Ginnie Mae's first securitization of eNote encourages better adoption

After a record year for volume, Ginnie Mae has accepted its first mortgage protection fully backed by pools of credit with electronic promissory notes, bringing the industry closer to widespread adoption.

The transaction, which consisted of $ 24 million securitized Ginnie pools, followed an industry eNote enrollment increase of 265% over the past year and the establishment of a program to help Ginnie recruit new applicants to test the electronic documents.

Industry interest in e-docs that set repayment obligations has increased as Ginnie's transaction fueled housing agency adoption of the technology and demand for automation that enables remote working and efficient processing has increased due to the pandemic and origins boom .

“Ginnie Mae's note is the last item in our final batch of documents, made of paper. With this and an amendment in Texas Electronic Notaries Act that allows e-docs to be created electronically, we can electronically close every part of our stack of documents, ”said Jeff Bode, owner, president and CEO of MidAmerica Mortgage, a lender based in Texas the Lone Star State.

MidAmerica hopes to help Ginnie test eNotes once a document retention agreement that meets these requirements is in place, and estimates that minimizing the need for paper documents can save up to eight days of processing time.

The increase in eNotes in the MERS registry over the past two years suggests that the value is becoming more and more convincing. 464,691 eNotes were registered last year, up from 127,178 in 2019 and 16,950 in 2018, according to MERSCORP Holdings, a division of Intercontinental Exchange that owns the register that serves as the industry's record keeping system.

"In addition to the record volume of eNotes registered in the MERS eRegistry, there has been a significant increase in companies that both integrate with the MERS eRegistry and transact on the system," said Joe Tyrrell, President of ICE Mortgage Technology , in a statement sent by email.

Establishing eNote processes at Ginnie, Fannie, Freddie and the Federal Home Loan Banks has posed a major hurdle for the industry in recent years, said Seth Appleton, president of the Mortgage Industry Standards Maintenance Organization and former Ginnie EVP.
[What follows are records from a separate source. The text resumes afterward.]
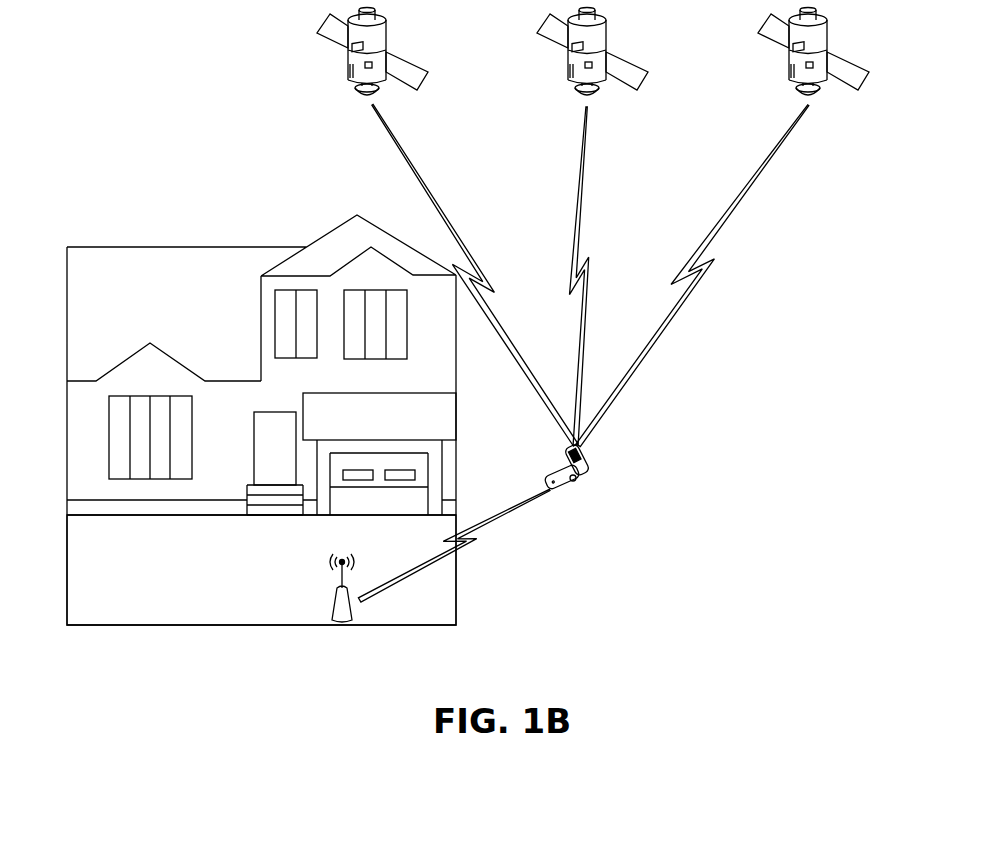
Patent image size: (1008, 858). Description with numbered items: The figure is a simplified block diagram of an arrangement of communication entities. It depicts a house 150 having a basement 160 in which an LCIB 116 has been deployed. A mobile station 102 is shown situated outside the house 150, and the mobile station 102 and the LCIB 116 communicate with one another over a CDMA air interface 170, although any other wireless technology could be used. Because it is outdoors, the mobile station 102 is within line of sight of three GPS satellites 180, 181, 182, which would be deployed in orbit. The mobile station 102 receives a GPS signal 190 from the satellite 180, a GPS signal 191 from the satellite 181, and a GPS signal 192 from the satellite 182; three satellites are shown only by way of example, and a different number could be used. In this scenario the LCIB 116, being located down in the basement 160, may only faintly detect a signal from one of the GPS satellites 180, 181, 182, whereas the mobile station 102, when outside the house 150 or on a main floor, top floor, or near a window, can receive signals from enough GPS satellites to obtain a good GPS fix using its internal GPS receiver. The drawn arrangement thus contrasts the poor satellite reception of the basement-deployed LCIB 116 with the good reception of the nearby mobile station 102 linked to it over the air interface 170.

The mobile station 102 is at (580, 485).
The LCIB 116 is at (335, 592).
The house 150 is at (185, 296).
The basement 160 is at (275, 580).
The CDMA air interface 170 is at (479, 530).
The GPS satellite 180 is at (360, 95).
The GPS satellite 181 is at (580, 98).
The GPS satellite 182 is at (851, 98).
The GPS signal 190 is at (407, 162).
The GPS signal 191 is at (584, 195).
The GPS signal 192 is at (680, 305).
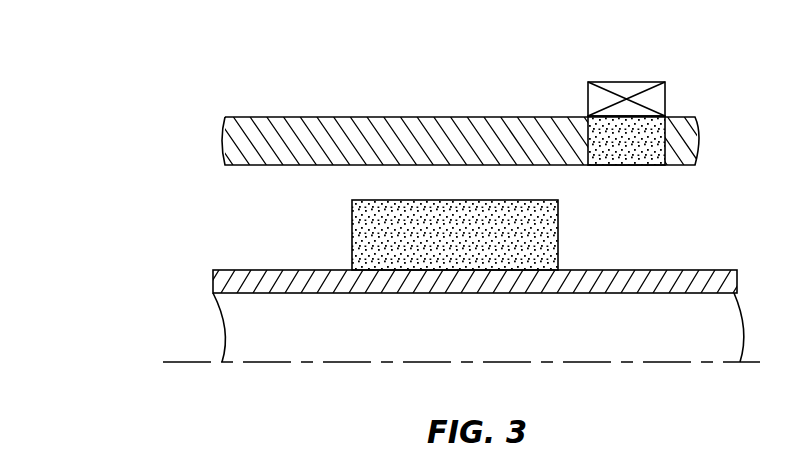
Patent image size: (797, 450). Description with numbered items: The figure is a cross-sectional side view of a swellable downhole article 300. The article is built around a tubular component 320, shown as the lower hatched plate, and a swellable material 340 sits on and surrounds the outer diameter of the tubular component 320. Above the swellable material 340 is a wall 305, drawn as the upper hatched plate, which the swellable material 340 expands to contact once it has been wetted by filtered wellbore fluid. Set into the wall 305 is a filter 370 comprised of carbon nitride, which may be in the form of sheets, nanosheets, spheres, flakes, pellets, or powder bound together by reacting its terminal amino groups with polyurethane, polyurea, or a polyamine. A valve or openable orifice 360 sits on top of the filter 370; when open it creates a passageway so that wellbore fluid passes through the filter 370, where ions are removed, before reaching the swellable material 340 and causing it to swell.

The swellable downhole article 300 is at (150, 112).
The wall 305 is at (248, 167).
The tubular component 320 is at (253, 271).
The swellable material 340 is at (365, 228).
The valve or openable orifice 360 is at (635, 81).
The filter 370 is at (618, 166).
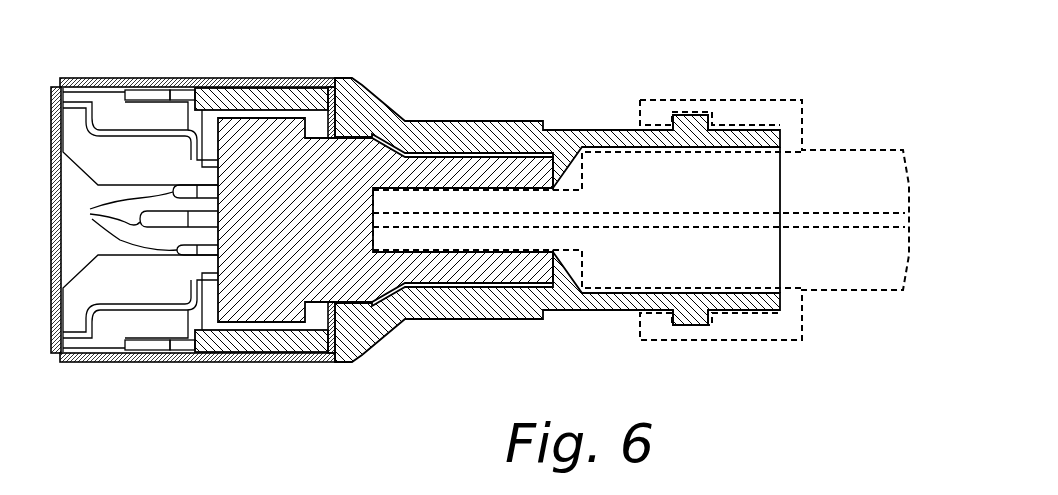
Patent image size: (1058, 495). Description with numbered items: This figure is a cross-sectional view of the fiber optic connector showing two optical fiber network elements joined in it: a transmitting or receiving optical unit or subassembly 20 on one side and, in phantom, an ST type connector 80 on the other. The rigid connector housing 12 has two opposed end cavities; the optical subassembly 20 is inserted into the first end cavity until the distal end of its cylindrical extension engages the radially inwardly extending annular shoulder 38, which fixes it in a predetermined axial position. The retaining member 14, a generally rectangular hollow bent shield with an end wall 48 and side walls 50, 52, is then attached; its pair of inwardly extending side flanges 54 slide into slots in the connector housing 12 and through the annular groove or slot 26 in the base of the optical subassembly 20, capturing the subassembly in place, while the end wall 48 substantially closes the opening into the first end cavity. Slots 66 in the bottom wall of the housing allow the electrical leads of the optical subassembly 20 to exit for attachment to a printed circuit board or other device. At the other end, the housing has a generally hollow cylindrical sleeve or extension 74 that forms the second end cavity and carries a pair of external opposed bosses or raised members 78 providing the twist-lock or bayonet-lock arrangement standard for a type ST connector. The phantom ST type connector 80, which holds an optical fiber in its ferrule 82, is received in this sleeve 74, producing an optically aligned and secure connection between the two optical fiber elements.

The connector housing 12 is at (470, 120).
The retaining member 14 is at (276, 74).
The transmitting or receiving optical unit or subassembly 20 is at (395, 78).
The annular groove or slot 26 is at (322, 362).
The annular shoulder 38 is at (547, 258).
The end wall 48 is at (63, 138).
The side wall 50 is at (147, 363).
The side wall 52 is at (188, 78).
The side flanges 54 is at (353, 78).
The slots 66 is at (139, 220).
The cylindrical sleeve or extension 74 is at (613, 310).
The bosses or raised members 78 is at (690, 115).
The ST type connector 80 is at (803, 98).
The ferrule 82 is at (503, 195).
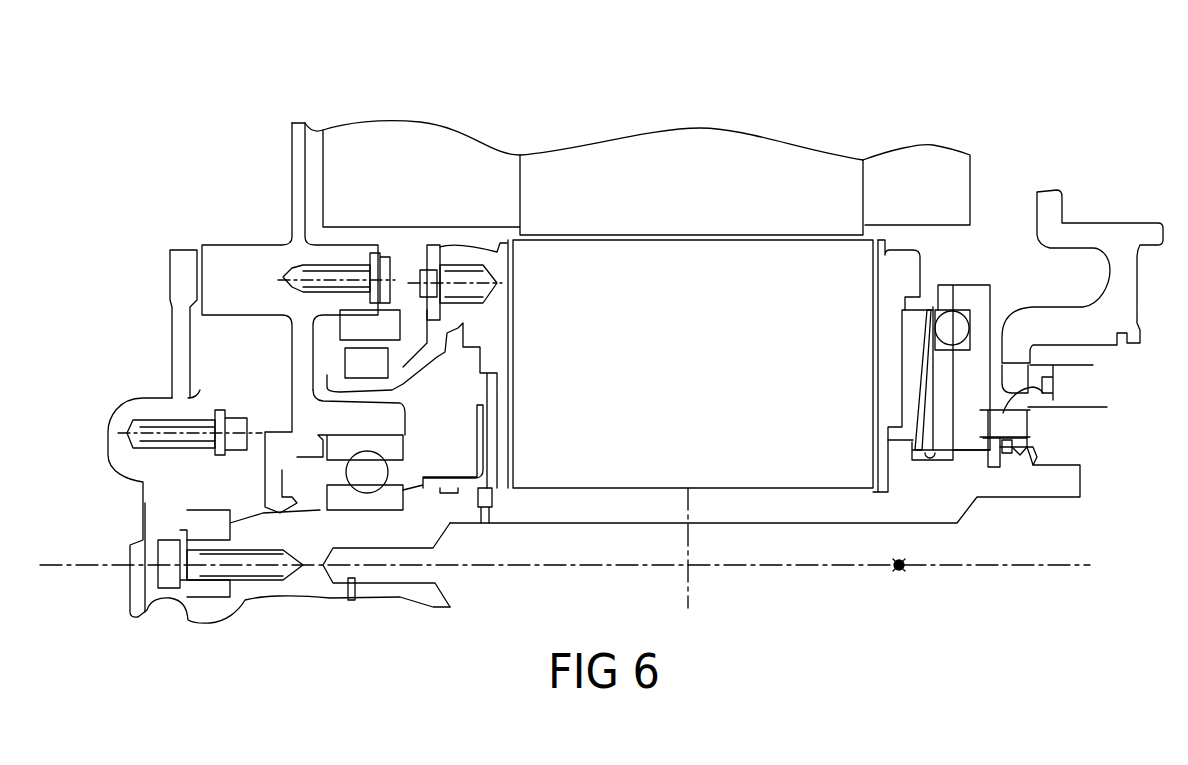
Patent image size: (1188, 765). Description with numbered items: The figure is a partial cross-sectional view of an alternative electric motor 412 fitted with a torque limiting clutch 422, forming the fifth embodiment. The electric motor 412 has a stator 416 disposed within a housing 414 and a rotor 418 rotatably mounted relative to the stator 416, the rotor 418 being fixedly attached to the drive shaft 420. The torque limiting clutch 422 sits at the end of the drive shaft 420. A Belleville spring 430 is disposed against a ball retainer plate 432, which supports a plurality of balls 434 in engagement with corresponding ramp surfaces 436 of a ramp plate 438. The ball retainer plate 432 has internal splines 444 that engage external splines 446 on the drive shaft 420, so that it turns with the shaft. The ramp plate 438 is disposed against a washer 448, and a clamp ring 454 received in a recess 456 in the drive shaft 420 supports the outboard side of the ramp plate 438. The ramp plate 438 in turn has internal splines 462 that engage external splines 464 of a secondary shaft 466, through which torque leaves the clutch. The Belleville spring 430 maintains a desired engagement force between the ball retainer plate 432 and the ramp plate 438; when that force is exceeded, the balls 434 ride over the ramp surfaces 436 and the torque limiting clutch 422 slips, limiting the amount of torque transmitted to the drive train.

The electric motor 412 is at (950, 112).
The housing 414 is at (297, 178).
The stator 416 is at (793, 167).
The rotor 418 is at (828, 258).
The drive shaft 420 is at (822, 508).
The torque limiting clutch 422 is at (975, 317).
The Belleville spring 430 is at (927, 357).
The ball retainer plate 432 is at (940, 403).
The balls 434 is at (947, 323).
The ramp surfaces 436 is at (945, 330).
The ramp plate 438 is at (937, 375).
The internal splines 444 is at (938, 458).
The external splines 446 is at (967, 457).
The washer 448 is at (1012, 442).
The clamp ring 454 is at (1010, 457).
The recess 456 is at (980, 450).
The internal splines 462 is at (1000, 415).
The external splines 464 is at (1055, 390).
The secondary shaft 466 is at (1057, 452).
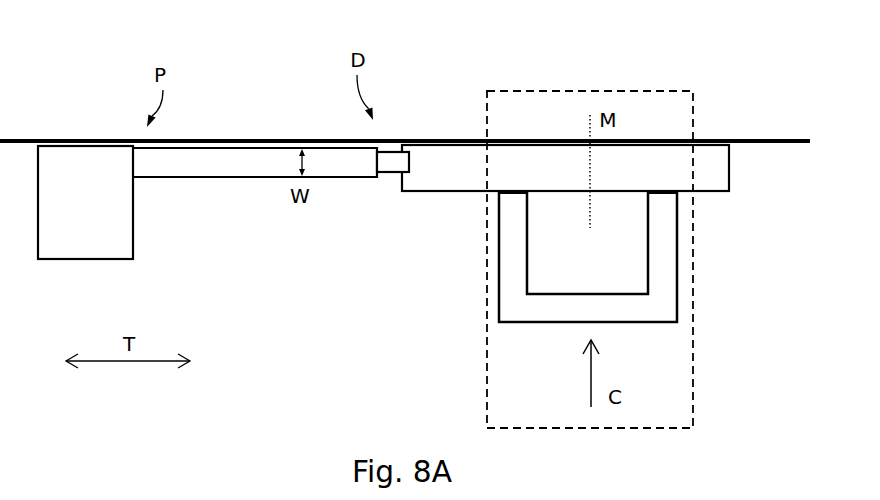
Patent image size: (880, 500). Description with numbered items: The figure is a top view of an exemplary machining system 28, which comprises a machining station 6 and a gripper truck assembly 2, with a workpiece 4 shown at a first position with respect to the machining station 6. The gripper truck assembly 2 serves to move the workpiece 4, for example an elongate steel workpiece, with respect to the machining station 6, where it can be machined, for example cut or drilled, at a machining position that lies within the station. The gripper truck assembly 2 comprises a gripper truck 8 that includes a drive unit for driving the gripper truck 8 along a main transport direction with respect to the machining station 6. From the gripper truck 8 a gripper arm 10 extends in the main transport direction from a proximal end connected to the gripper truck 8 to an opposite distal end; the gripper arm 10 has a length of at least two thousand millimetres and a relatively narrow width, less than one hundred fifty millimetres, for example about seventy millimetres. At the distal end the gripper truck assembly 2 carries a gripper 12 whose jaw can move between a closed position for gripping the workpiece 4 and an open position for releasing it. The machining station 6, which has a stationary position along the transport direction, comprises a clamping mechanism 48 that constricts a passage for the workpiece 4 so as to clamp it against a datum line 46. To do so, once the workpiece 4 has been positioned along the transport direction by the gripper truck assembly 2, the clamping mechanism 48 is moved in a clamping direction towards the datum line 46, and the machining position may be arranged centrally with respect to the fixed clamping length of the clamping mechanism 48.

The gripper truck assembly 2 is at (288, 63).
The workpiece 4 is at (708, 158).
The machining station 6 is at (524, 90).
The gripper truck 8 is at (83, 158).
The gripper arm 10 is at (217, 158).
The gripper 12 is at (392, 166).
The machining system 28 is at (248, 390).
The datum line 46 is at (452, 140).
The clamping mechanism 48 is at (667, 255).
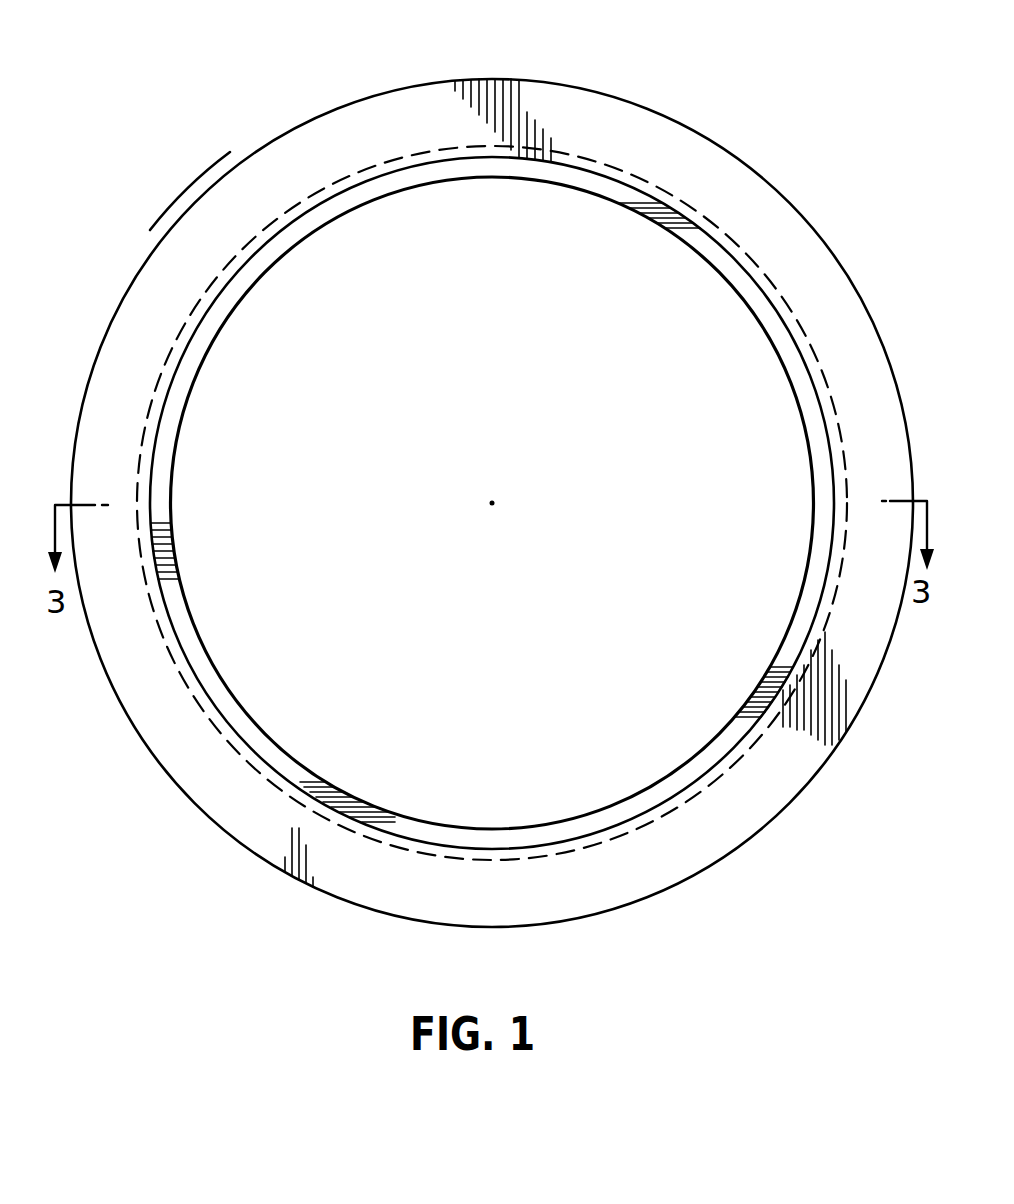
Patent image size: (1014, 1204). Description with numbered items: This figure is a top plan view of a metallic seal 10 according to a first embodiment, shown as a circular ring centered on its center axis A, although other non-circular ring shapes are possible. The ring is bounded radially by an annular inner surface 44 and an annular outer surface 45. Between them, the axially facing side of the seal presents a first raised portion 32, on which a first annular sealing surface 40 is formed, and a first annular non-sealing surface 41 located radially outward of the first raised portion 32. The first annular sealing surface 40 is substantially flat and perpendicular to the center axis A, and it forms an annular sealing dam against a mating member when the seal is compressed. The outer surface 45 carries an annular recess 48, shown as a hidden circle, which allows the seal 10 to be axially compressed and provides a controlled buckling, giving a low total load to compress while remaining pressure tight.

The metallic seal 10 is at (760, 119).
The annular outer surface 45 is at (158, 246).
The first annular non-sealing surface 41 is at (143, 337).
The annular recess 48 is at (297, 206).
The first annular sealing surface 40 is at (172, 425).
The annular inner surface 44 is at (171, 488).
The first raised portion 32 is at (181, 384).
The center axis A is at (495, 494).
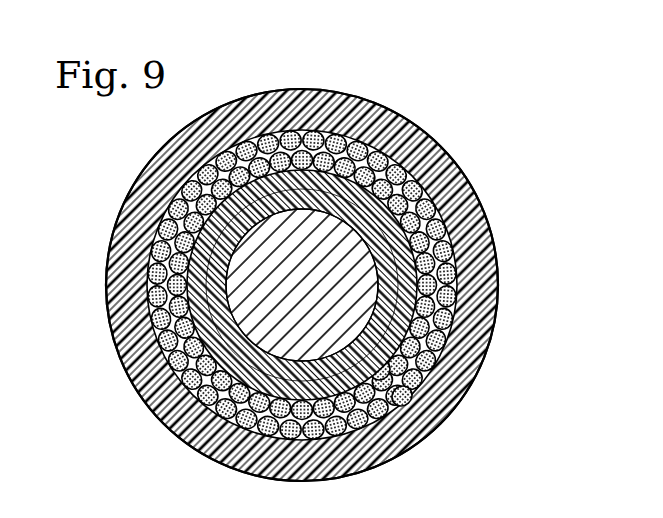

"This securitization means we are clearly nearing the point where companies no longer have to split systems or worry about using an eNote based on the loan a borrower selected," Appleton said.

While great strides have been made in the use of eNote, the fact that Issuers and Ginnie are still in the process of setting agreements and other standards for them means that the market is nowhere near coming close to the technology.

"Since Fannie Mae and Freddie Mac took this path, we've done as much as we can to build on their work, but there are many instances where we need to develop policies and infrastructures for our business model," said Michael Drayne, acting Executive Vice President at Ginnie Mae.

Thirteen issuers have started testing the Ginnie Mae process as part of their digital mortgage program. Five have completed the logs and the government agency continues to accept applications.

With eNotes still in the works, their efficiency may be limited right now, but the economic incentive to use the technology is likely to increase as they become standardized and their costs decrease compared to alternatives.

"When it gets expensive not to use eNotes, it can become a bigger problem if you don't invest in them." Then the issuers may have to make some interesting decisions about acceptance, ”said Drayne. "I don't think we're there yet, though. We're just trying to get to the point where they can be used to a great extent."

While Ginnie is queuing up to test the eNote rollout, most of its activity to date has been generated outside of the bank by Quicken Loans, an early adopter that has been rebranded under the Rocket name since going public last year .

Relatively few lenders use eNotes, but with a big player like Rocket, the impact of technology is growing, according to Austin Kilgore, director of digital lending at Javelin Strategy & Research. (Kilgore is a former editor-in-chief of National Mortgage News.)

"We are at least three to five years away from seeing more than 50% of the mortgage volume as eNotes," Kilgore said in an email. "The recent influx of equity among large non-bank lenders provides additional resources for relocation and this will force the hands of the large banks to follow suit."